La préparation, la formation de managers et dirigeants nécessitent parfois des détours pédagogiques pour prendre conscience de fondamentaux ou changer d'angle de vue. L'histoire permet ce décalage en mettant à notre disposition des réalisations et cheminements lourds d'expériences. Venise, civilisation de longue durée, est une illustration de création, de formation, d'action d'une classe dirigeante.
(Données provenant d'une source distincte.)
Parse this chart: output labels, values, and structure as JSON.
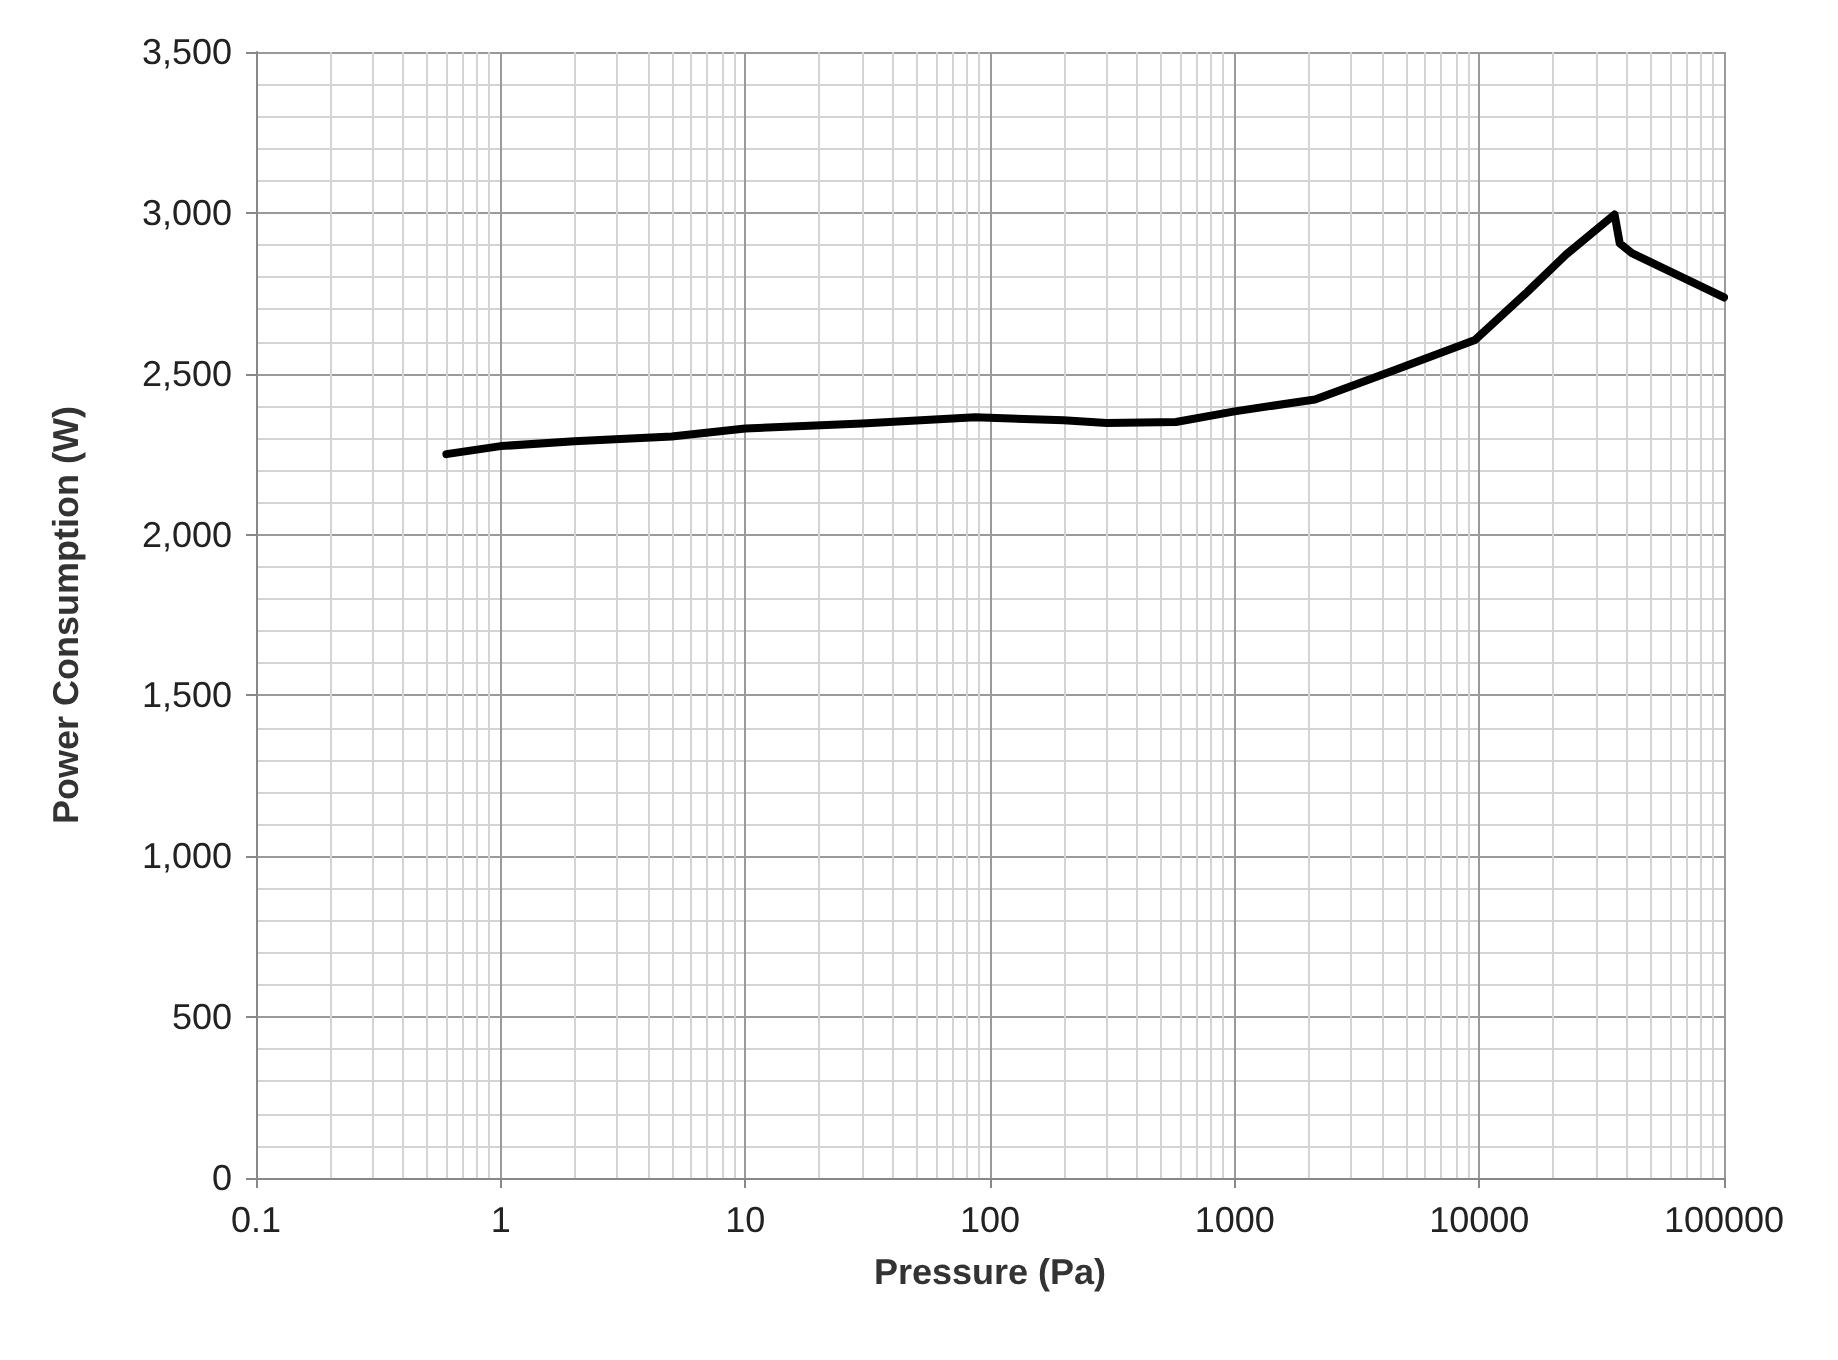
{
  "chart_data": {
    "type": "line",
    "xlabel": "Pressure (Pa)",
    "ylabel": "Power Consumption (W)",
    "x": [
      0.6,
      1,
      2,
      5,
      10,
      30,
      87,
      200,
      300,
      575,
      1000,
      2130,
      4460,
      9600,
      15500,
      22600,
      35700,
      37500,
      42000,
      100000
    ],
    "series": [
      {
        "color": "#000000",
        "values": [
          2250,
          2275,
          2290,
          2305,
          2330,
          2345,
          2365,
          2355,
          2347,
          2350,
          2383,
          2420,
          2510,
          2605,
          2750,
          2870,
          2995,
          2905,
          2875,
          2737
        ]
      }
    ],
    "xlim": [
      0.1,
      100000
    ],
    "xticks": [
      0.1,
      1,
      10,
      100,
      1000,
      10000,
      100000
    ],
    "ylim": [
      0,
      3500
    ],
    "yticks": [
      0,
      500,
      {
        "value": 1000,
        "label": "1,000"
      },
      {
        "value": 1500,
        "label": "1,500"
      },
      {
        "value": 2000,
        "label": "2,000"
      },
      {
        "value": 2500,
        "label": "2,500"
      },
      {
        "value": 3000,
        "label": "3,000"
      },
      {
        "value": 3500,
        "label": "3,500"
      }
    ],
    "log": "x",
    "grid": true,
    "marker": "none",
    "line_style": "solid"
  }
}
Nombreux sont les thèmes d'études. L'analogie va conduire à des allers retours entre l'histoire et notre époque :
• Rôle de pouvoir vs légitimité de création de richesse
• Initiative individuelle vs intérêt général
• Décision individuelle vs décision collective
• Organisation complexe vs réussite des projets
• Création d'élites dirigeantes vs cohésion sociale
Jean Grimaldi d'Esdra, directeur de Formadi, propose aux dirigeants de renouveler la gouvernance en s'inspirant de cet exemple emprunté à l'histoire européenne, afin de mieux affronter le contexte de défis permanents posés aux entreprises par la mondialisation et son corollaire de complexité. Pourtant, à l'origine, ni le milieu naturel hostile, ni le contexte historique marqué par l'effondrement de l'Empire Romain, les invasions barbares et l'essor de Byzance, ne prédisposaient Venise à son glorieux destin.
Mais ce sont justement ces conditions a priori handicapantes qui vont favoriser l'émergence d'un esprit collectif, animé par l'instinct de survie et un culte quasi religieux du bien commun.
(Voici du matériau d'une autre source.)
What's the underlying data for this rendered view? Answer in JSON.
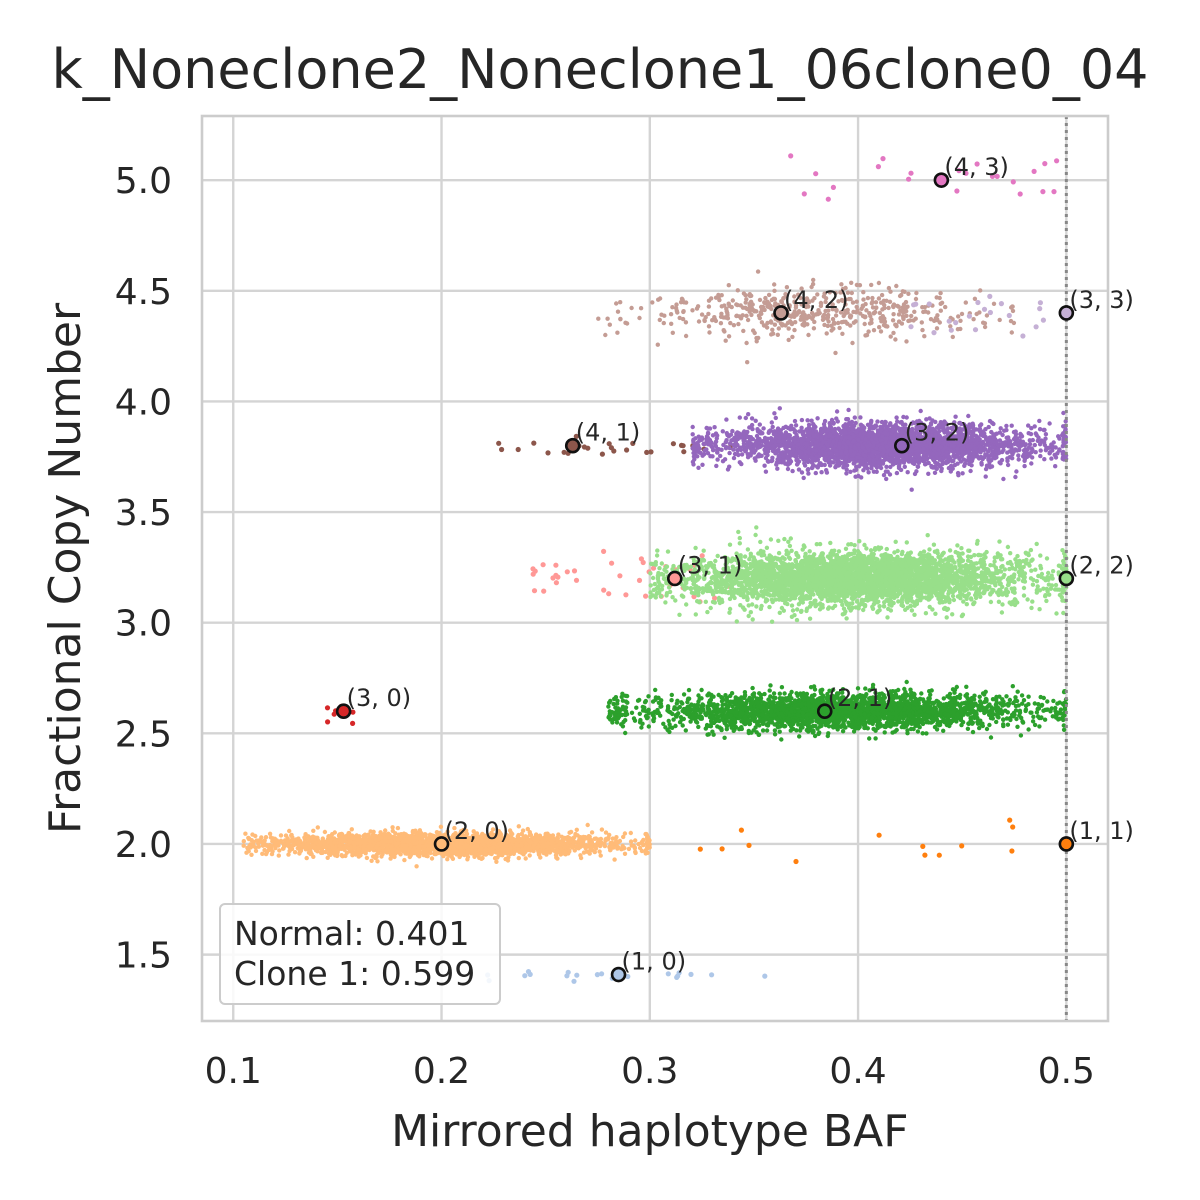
{
  "chart_data": {
    "type": "scatter",
    "title": "k_Noneclone2_Noneclone1_06clone0_04",
    "xlabel": "Mirrored haplotype BAF",
    "ylabel": "Fractional Copy Number",
    "xlim": [
      0.085,
      0.52
    ],
    "ylim": [
      1.2,
      5.29
    ],
    "xticks": [
      0.1,
      0.2,
      0.3,
      0.4,
      0.5
    ],
    "xtick_labels": [
      "0.1",
      "0.2",
      "0.3",
      "0.4",
      "0.5"
    ],
    "yticks": [
      1.5,
      2.0,
      2.5,
      3.0,
      3.5,
      4.0,
      4.5,
      5.0
    ],
    "ytick_labels": [
      "1.5",
      "2.0",
      "2.5",
      "3.0",
      "3.5",
      "4.0",
      "4.5",
      "5.0"
    ],
    "grid": true,
    "reference_line": {
      "x": 0.5,
      "style": "dotted",
      "color": "#888888"
    },
    "legend_box": {
      "placement": "lower-left",
      "lines": [
        "Normal: 0.401",
        "Clone 1: 0.599"
      ]
    },
    "clusters": [
      {
        "label": "(1, 0)",
        "color": "#aec7e8",
        "center": [
          0.285,
          1.41
        ],
        "x_range": [
          0.22,
          0.36
        ],
        "y_sd": 0.01,
        "count": 22
      },
      {
        "label": "(2, 0)",
        "color": "#ffbb78",
        "center": [
          0.2,
          2.0
        ],
        "x_range": [
          0.105,
          0.3
        ],
        "y_sd": 0.025,
        "count": 2600
      },
      {
        "label": "(1, 1)",
        "color": "#ff7f0e",
        "center": [
          0.5,
          2.0
        ],
        "x_range": [
          0.32,
          0.5
        ],
        "y_sd": 0.05,
        "count": 14
      },
      {
        "label": "(3, 0)",
        "color": "#d62728",
        "center": [
          0.153,
          2.6
        ],
        "x_range": [
          0.145,
          0.16
        ],
        "y_sd": 0.03,
        "count": 8
      },
      {
        "label": "(2, 1)",
        "color": "#2ca02c",
        "center": [
          0.384,
          2.6
        ],
        "x_range": [
          0.28,
          0.5
        ],
        "y_sd": 0.04,
        "count": 2600
      },
      {
        "label": "(3, 1)",
        "color": "#ff9896",
        "center": [
          0.312,
          3.2
        ],
        "x_range": [
          0.24,
          0.34
        ],
        "y_sd": 0.06,
        "count": 40
      },
      {
        "label": "(2, 2)",
        "color": "#98df8a",
        "center": [
          0.5,
          3.2
        ],
        "x_range": [
          0.3,
          0.5
        ],
        "y_sd": 0.06,
        "count": 3600
      },
      {
        "label": "(4, 1)",
        "color": "#8c564b",
        "center": [
          0.263,
          3.8
        ],
        "x_range": [
          0.22,
          0.35
        ],
        "y_sd": 0.03,
        "count": 26
      },
      {
        "label": "(3, 2)",
        "color": "#9467bd",
        "center": [
          0.421,
          3.8
        ],
        "x_range": [
          0.32,
          0.5
        ],
        "y_sd": 0.05,
        "count": 3000
      },
      {
        "label": "(4, 2)",
        "color": "#c49c94",
        "center": [
          0.363,
          4.4
        ],
        "x_range": [
          0.275,
          0.475
        ],
        "y_sd": 0.06,
        "count": 520
      },
      {
        "label": "(3, 3)",
        "color": "#c5b0d5",
        "center": [
          0.5,
          4.4
        ],
        "x_range": [
          0.42,
          0.5
        ],
        "y_sd": 0.05,
        "count": 22
      },
      {
        "label": "(4, 3)",
        "color": "#e377c2",
        "center": [
          0.44,
          5.0
        ],
        "x_range": [
          0.36,
          0.5
        ],
        "y_sd": 0.06,
        "count": 22
      }
    ]
  }
}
Cette intelligence vénitienne va ainsi prioritairement s'exprimer par le développement de hautes compétences techniques absolument vitales pour la pérennité de la ville (hydrographie, navigation, construction navale, etc.).

Le dynamisme entrepreneurial vénitien

À cela s'ajoute une très fine analyse de la géopolitique de son temps mise au service d'un dynamisme entrepreneurial exacerbé par l'absence de terres fertiles, et qui conduira Venise à se placer (pour un temps) sous la tutelle protectrice de Byzance afin de commercer avec les nouveaux centres émergents de la richesse. Cette période originelle de la fondation de Venise, l'un des principaux moteurs de son exceptionnelle longévité (697-1797), pose une première analogie avec le domaine de la conduite des entreprises : «Quand on est trop confortable on ne crée jamais rien». L'adversité, la contrainte, voire la vulnérabilité, se révèlent dans bien des cas de puissants stimulants pour la créativité, l'innovation et la conquête de nouveaux marchés.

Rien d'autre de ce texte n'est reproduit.